All smiles at the three-day EWMS

Efforts to empower have not been restricted to the executives alone. Given that 1,800 of them are from the unionised cadre, and some of them who are on the company rolls by virtue of having a parent who has spent 25 years in the company, Tata Steel has had to design ways of improving their lives too. The company launched the Tejaswini programme in 2002, whereby the company inducted women workers to do jobs that were till then strictly reserved for men. The first batch of 13 ordinary women, working either as office girls (serving tea, and running errands) or working as sweepers and cleaners, were trained to drive heavy vehicles ranging from dozers to dumpers to fork lifts of various capacities. “This was a means of giving them an opportunity to work shoulder to shoulder with their male colleagues,” says Niroop. The next batch of Tejaswinis were taught other skills like welding, lubrication, etc. “Despite initial inhibitions and apprehensions, the applications we receive for the Tejaswini programme is steadily rising each year,” he adds.

Efforts to make Tata Steel a safe work destination continue.
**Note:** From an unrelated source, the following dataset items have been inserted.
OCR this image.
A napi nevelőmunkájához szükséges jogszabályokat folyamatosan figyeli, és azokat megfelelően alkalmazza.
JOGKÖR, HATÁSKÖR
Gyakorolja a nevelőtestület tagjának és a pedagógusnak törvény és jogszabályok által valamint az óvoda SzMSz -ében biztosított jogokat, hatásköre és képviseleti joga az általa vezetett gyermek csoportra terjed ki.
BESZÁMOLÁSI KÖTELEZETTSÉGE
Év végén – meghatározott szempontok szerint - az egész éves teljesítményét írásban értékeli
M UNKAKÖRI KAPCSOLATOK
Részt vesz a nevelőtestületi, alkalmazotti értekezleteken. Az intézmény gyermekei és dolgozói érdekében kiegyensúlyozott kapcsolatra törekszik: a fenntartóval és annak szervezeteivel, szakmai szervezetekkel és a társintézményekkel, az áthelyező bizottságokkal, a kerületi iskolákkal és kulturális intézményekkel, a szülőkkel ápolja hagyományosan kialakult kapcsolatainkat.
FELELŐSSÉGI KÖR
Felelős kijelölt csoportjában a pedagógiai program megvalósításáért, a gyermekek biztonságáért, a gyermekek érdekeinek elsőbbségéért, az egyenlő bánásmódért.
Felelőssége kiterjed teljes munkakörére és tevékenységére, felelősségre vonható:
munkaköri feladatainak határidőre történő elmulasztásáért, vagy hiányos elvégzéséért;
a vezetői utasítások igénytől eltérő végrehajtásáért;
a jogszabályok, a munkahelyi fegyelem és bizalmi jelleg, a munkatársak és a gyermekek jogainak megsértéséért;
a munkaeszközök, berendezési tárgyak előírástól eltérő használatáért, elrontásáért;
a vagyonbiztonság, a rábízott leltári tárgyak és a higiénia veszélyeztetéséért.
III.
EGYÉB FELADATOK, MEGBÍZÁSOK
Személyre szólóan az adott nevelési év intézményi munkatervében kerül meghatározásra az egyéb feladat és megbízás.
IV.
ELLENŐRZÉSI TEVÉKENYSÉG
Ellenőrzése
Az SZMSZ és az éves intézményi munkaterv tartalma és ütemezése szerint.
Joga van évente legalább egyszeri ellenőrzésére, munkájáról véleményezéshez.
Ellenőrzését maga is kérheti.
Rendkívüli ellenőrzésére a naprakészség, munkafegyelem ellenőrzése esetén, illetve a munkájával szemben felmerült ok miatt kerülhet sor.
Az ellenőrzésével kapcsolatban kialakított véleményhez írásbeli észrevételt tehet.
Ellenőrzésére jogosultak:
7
Earlier this month the company formally signed a historic Memorandum of Settlement with the Tata Workers Union, incorporating an additional clause in the Works Standing Orders of Tata Steel—the act of misconduct on “Sexual Harassment at the Work Places”. This is a punishable act, if proved under the existing provisions of Works Standing Orders. “We have just formalised the entire process,” he says, claiming that sexual harassment was treated with equal seriousness even earlier.

The company has also constituted a Complaints Committee to look into the grievances of female employees regarding sexual harassment at the workplace. Headed by Ethic Counsellor Rekha Seal, this Committee consists of equal representations of female and male executives, including a female representative from an NGO. This Committee is the first of its kind where female employees can directly lodge complaints of any unwelcome sexual advances and expect the committee to take immediate action in investigating the matter and even take penal action. Adequate measures are also taken to provide graduate engineers with accommodation that “has a campus atmosphere” to ensure their safety.

So far, so good. Why is it then that we do not hear of any topnotch women from the Tata Steel fold? Says Malathi Pande, head of global sourcing, who has been with the company for 20 years, “Up to a certain level there is absolutely no discrimination, but strangely, despite having many talented women, we have only one woman executive who is in the IL2 level.” While departments such as HR, Accounts, Finance have several women, there is not a single woman who steers any of the key functions. “HR, Corporate Communications, Technical Systems, there are several areas where women can be as effective as their male counterparts,” argues a senior executive. “There is a lot that needs to be done,” admits Niroop, and this is only the beginning. Perhaps, these efforts will concretise soon to give India Inc. some women of steel.